As a sideways comment to those who are interested in such details -- wall of text follows:
C actually has
two string types: ordinary strings, and wide strings.
They are both simply unspecified-length arrays, terminated by a zero value (
'\0' and
L'\0', respectively).
(Because it can be unclear whether by zero one means code point zero or the zero digit character, I like to call this value
nul. In comparison, the zero pointer value I call
NULL, with the length of the final consonant separating them in everyday speech.)
For ordinary strings, each character in the array is of type
char, but because of the integer promotion rules in C, in expressions literal character constants like
'X' are promoted to
ints.
For wide strings, each character in the array is of type
wchar_t. Unlike ordinary string literals, the type
wint_t is not related to integer promotion at all, and is just a type that can hold any
wchar_t value, plus the
WEOF value (indicating end-of-stream for wide character streams).
C11 added support for specifying Unicode code points in both ordinary and wide character constants and string literals, using
\uHHHH or
\UHHHHHHHH, where
HHHH and
HHHHHHHH are the code point in hexadecimal.
The exact character set used for ordinary and wide character constants and string literals is a bit of a complex issue. In practice nowadays, the ordinary character set is ASCII compatible, either UTF-8 or one of the 8-bit ASCII-compatible character sets. The character set used for wide characters is even messier, partly because the Microsoft C library used in Windows uses UTF-16, where some glyphs can require more than one wide character; I'm not exactly clear which Windows versions and libraries actually support that, and which are limited to the first 65536 characters of the Unicode set.
For POSIXy systems -- that means Linux, *BSDs, Mac OS, Android, and some other esoteric systems -- the C library provides
iconv conversion facilities. It can basically convert, at run time, between various character sets (using ordinary strings), and to/from wide character strings, using a very simple but efficient conversion interface.
Standard C also contains wide character equivalents of the typical I/O functions --
wprintf()/printf(),
wfprintf()/fprintf(),
wscanf()/scanf(),
wcslen()/
strlen() -- and so on. (The only thing that is missing is the wide character equivalents of POSIX
getline() and
getdelim(), really; you have to
roll your own for those.)
But to be most practical, we should just
use UTF-8 everywhere.
(This is most important when dealing with internet-of-things gadgets and such.)
As an example, if you write a Linux/Mac/BSD/POSIXy program that states that it only works in UTF-8 locales, and the sources use UTF-8 encoding, you can use ordinary string literals that contain non-ASCII characters like
"Öbaut 2.50€", and they will work fine. What will not work, however, is single-character non-ASCII literals like
'€' or
'Ö', unfortunately.

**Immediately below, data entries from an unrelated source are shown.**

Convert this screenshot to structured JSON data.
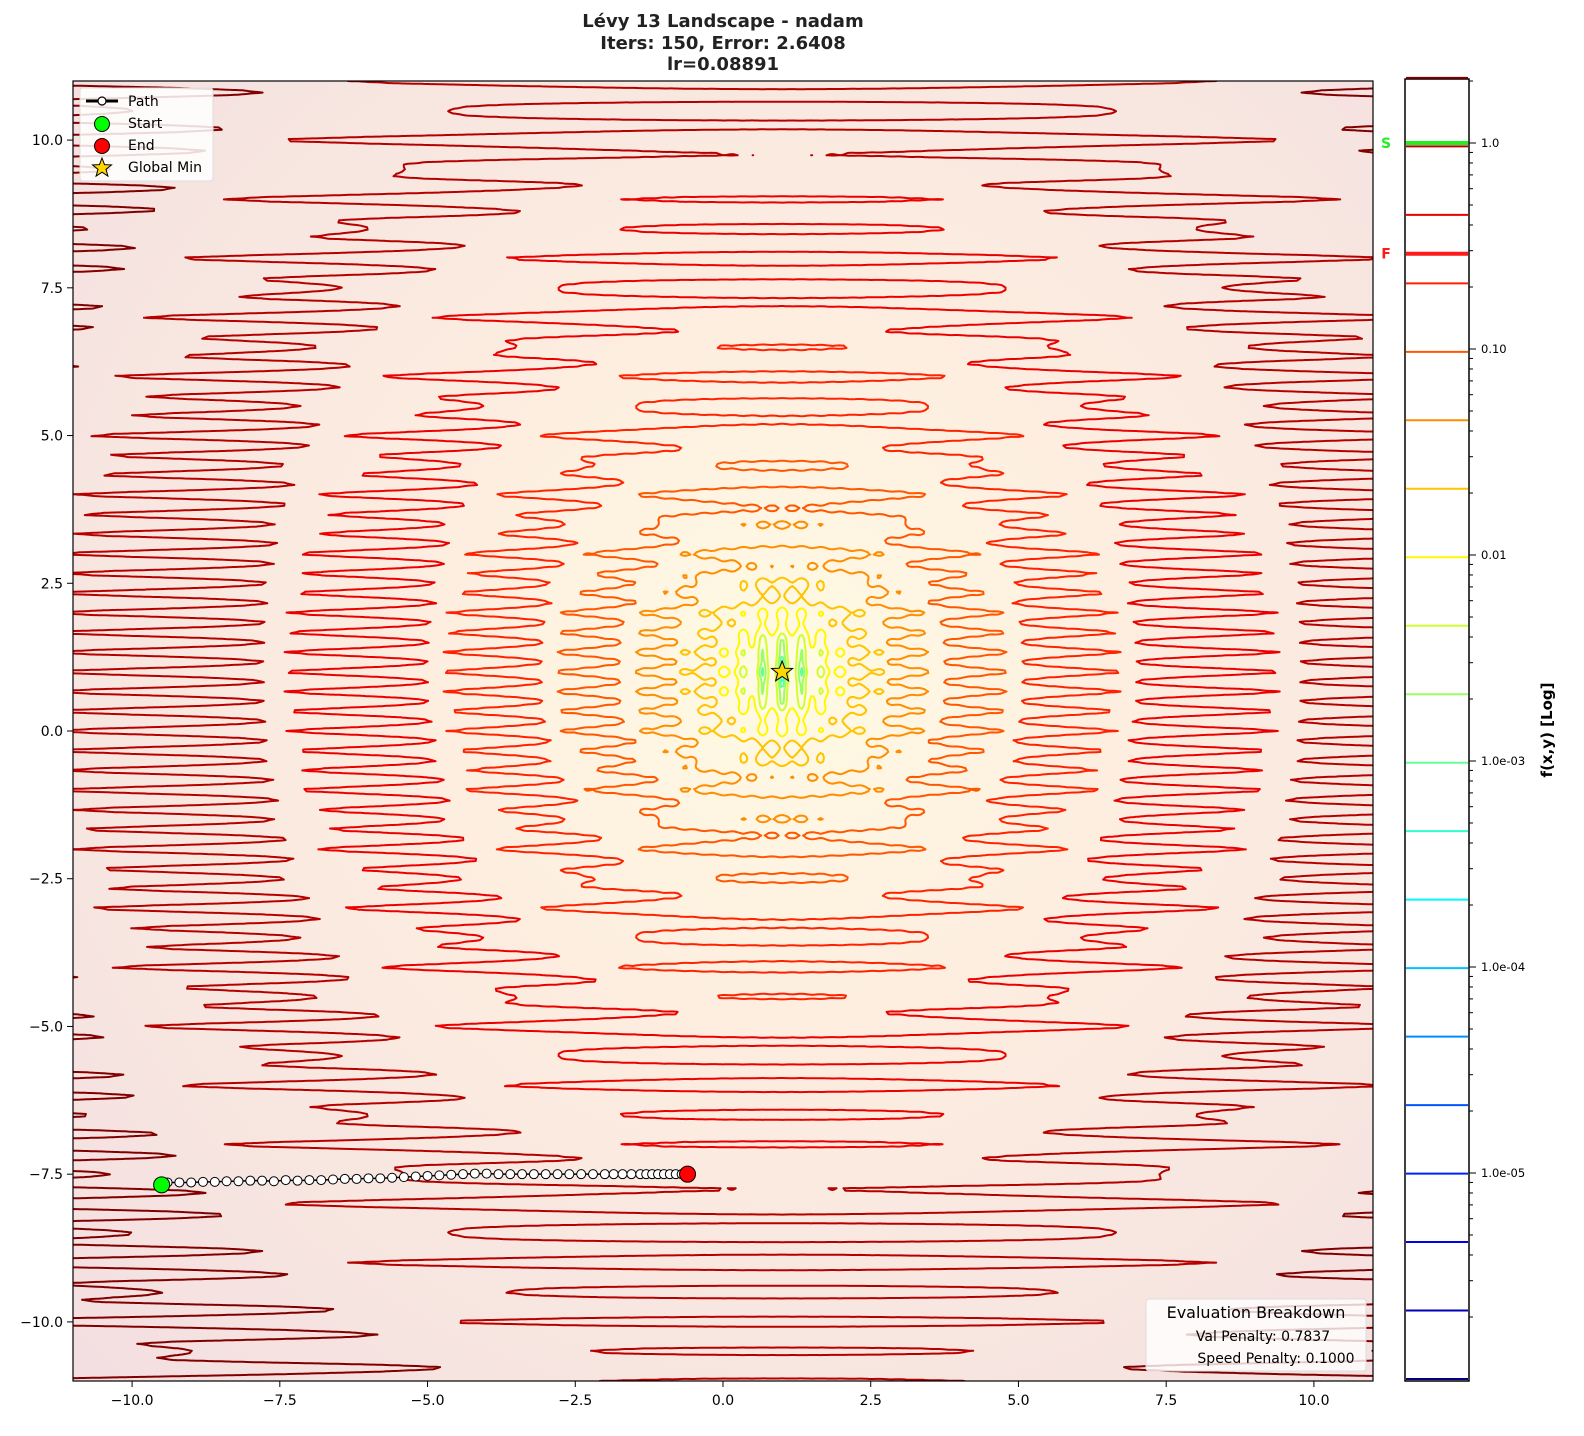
{
  "chart_data": {
    "type": "contour",
    "title": [
      "Lévy 13 Landscape - nadam",
      "Iters: 150, Error: 2.6408",
      "lr=0.08891"
    ],
    "xlim": [
      -11,
      11
    ],
    "ylim": [
      -11,
      11
    ],
    "xticks": [
      -10,
      -7.5,
      -5,
      -2.5,
      0,
      2.5,
      5,
      7.5,
      10
    ],
    "xtick_labels": [
      "−10.0",
      "−7.5",
      "−5.0",
      "−2.5",
      "0.0",
      "2.5",
      "5.0",
      "7.5",
      "10.0"
    ],
    "yticks": [
      10,
      7.5,
      5,
      2.5,
      0,
      -2.5,
      -5,
      -7.5,
      -10
    ],
    "ytick_labels": [
      "10.0",
      "7.5",
      "5.0",
      "2.5",
      "0.0",
      "−2.5",
      "−5.0",
      "−7.5",
      "−10.0"
    ],
    "grid": false,
    "colormap": "jet",
    "colorbar": {
      "label": "f(x,y) [Log]",
      "scale": "log",
      "range": [
        1e-06,
        2.07
      ],
      "n_levels": 20,
      "tick_values": [
        1.0,
        0.1,
        0.01,
        0.001,
        0.0001,
        1e-05
      ],
      "tick_labels": [
        "1.0",
        "0.10",
        "0.01",
        "1.0e-03",
        "1.0e-04",
        "1.0e-05"
      ],
      "markers": [
        {
          "label": "S",
          "value": 1.0,
          "color": "#22ee22"
        },
        {
          "label": "F",
          "value": 0.29,
          "color": "#ff1a1a"
        }
      ]
    },
    "legend": {
      "position": "top-left",
      "items": [
        {
          "label": "Path",
          "marker": "line-circle",
          "color": "#000000"
        },
        {
          "label": "Start",
          "marker": "circle",
          "color": "#00ff00"
        },
        {
          "label": "End",
          "marker": "circle",
          "color": "#ff0000"
        },
        {
          "label": "Global Min",
          "marker": "star",
          "color": "#ffd700"
        }
      ]
    },
    "start": [
      -9.5,
      -7.68
    ],
    "end": [
      -0.6,
      -7.5
    ],
    "global_min": [
      1,
      1
    ],
    "path": [
      [
        -9.5,
        -7.68
      ],
      [
        -9.4,
        -7.64
      ],
      [
        -9.2,
        -7.64
      ],
      [
        -9.0,
        -7.64
      ],
      [
        -8.8,
        -7.63
      ],
      [
        -8.6,
        -7.63
      ],
      [
        -8.4,
        -7.62
      ],
      [
        -8.2,
        -7.62
      ],
      [
        -8.0,
        -7.61
      ],
      [
        -7.8,
        -7.61
      ],
      [
        -7.6,
        -7.62
      ],
      [
        -7.4,
        -7.6
      ],
      [
        -7.2,
        -7.61
      ],
      [
        -7.0,
        -7.6
      ],
      [
        -6.8,
        -7.6
      ],
      [
        -6.6,
        -7.59
      ],
      [
        -6.4,
        -7.58
      ],
      [
        -6.2,
        -7.58
      ],
      [
        -6.0,
        -7.57
      ],
      [
        -5.8,
        -7.57
      ],
      [
        -5.6,
        -7.56
      ],
      [
        -5.4,
        -7.55
      ],
      [
        -5.2,
        -7.54
      ],
      [
        -5.0,
        -7.53
      ],
      [
        -4.8,
        -7.52
      ],
      [
        -4.6,
        -7.51
      ],
      [
        -4.4,
        -7.5
      ],
      [
        -4.2,
        -7.49
      ],
      [
        -4.0,
        -7.49
      ],
      [
        -3.8,
        -7.5
      ],
      [
        -3.6,
        -7.5
      ],
      [
        -3.4,
        -7.5
      ],
      [
        -3.2,
        -7.5
      ],
      [
        -3.0,
        -7.5
      ],
      [
        -2.8,
        -7.5
      ],
      [
        -2.6,
        -7.5
      ],
      [
        -2.4,
        -7.5
      ],
      [
        -2.2,
        -7.5
      ],
      [
        -2.0,
        -7.5
      ],
      [
        -1.85,
        -7.5
      ],
      [
        -1.7,
        -7.5
      ],
      [
        -1.55,
        -7.5
      ],
      [
        -1.4,
        -7.5
      ],
      [
        -1.3,
        -7.5
      ],
      [
        -1.2,
        -7.5
      ],
      [
        -1.1,
        -7.5
      ],
      [
        -1.0,
        -7.5
      ],
      [
        -0.9,
        -7.5
      ],
      [
        -0.8,
        -7.5
      ],
      [
        -0.7,
        -7.5
      ],
      [
        -0.6,
        -7.5
      ]
    ]
  },
  "breakdown": {
    "title": "Evaluation Breakdown",
    "val_penalty": "Val Penalty: 0.7837",
    "speed_penalty": "Speed Penalty: 0.1000"
  }
}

This is because non-ASCII characters in UTF-8 are composed of 2 to 6
chars. However, if you write your code to consider
substrings instead of
single character constants, it is not a problem at all.
I do personally have a bit of a chip on my solder about Microsoft wrt. C11 and
getline() and wide-character support. If MS hadn't made the mistake of assuming early on that 65536 characters would be enough for everyone (Unicode has 1,114,112 code points), we could have proper Unicode support standardized for C wide characters now, with widget and file system access libraries having wide character interfaces. But enough of that: the world is what it is, and it is much better to be practical and robust, and forget whining about what could be. Sorry about that.
In practice, you have two robust approaches to choose from, depending on where the C code you are working on will operate in.
- Specify the character set the code uses. For some minimal gadgets that could be ASCII, but in general, UTF-8 is used (as it supports all Unicode code points, and therefore the vast majority of written human languages).
- Use the user locale for I/O character set, and the iconv facilities to convert to the internal character set, typically either wide characters, or UTF-8.
If anyone is interested enough, I'd be happy to provide some example code for the various cases; just let me know of a specific situation you'd like to see.
(Full disclosure: I first encountered this problem in late nineties, when implementing a localized web form for course feedback reports for students, using Windows, Mac (pre-OS X), and Linux machines. Internet Explorer in particular used the character set in current user locale for non-ASCII characters, regardless of the form data. So, I developed hidden form fields with specific detector characters, to detect the actual character set the browser used for the input fields. I have worked on character set and localization issues a lot, in other words.)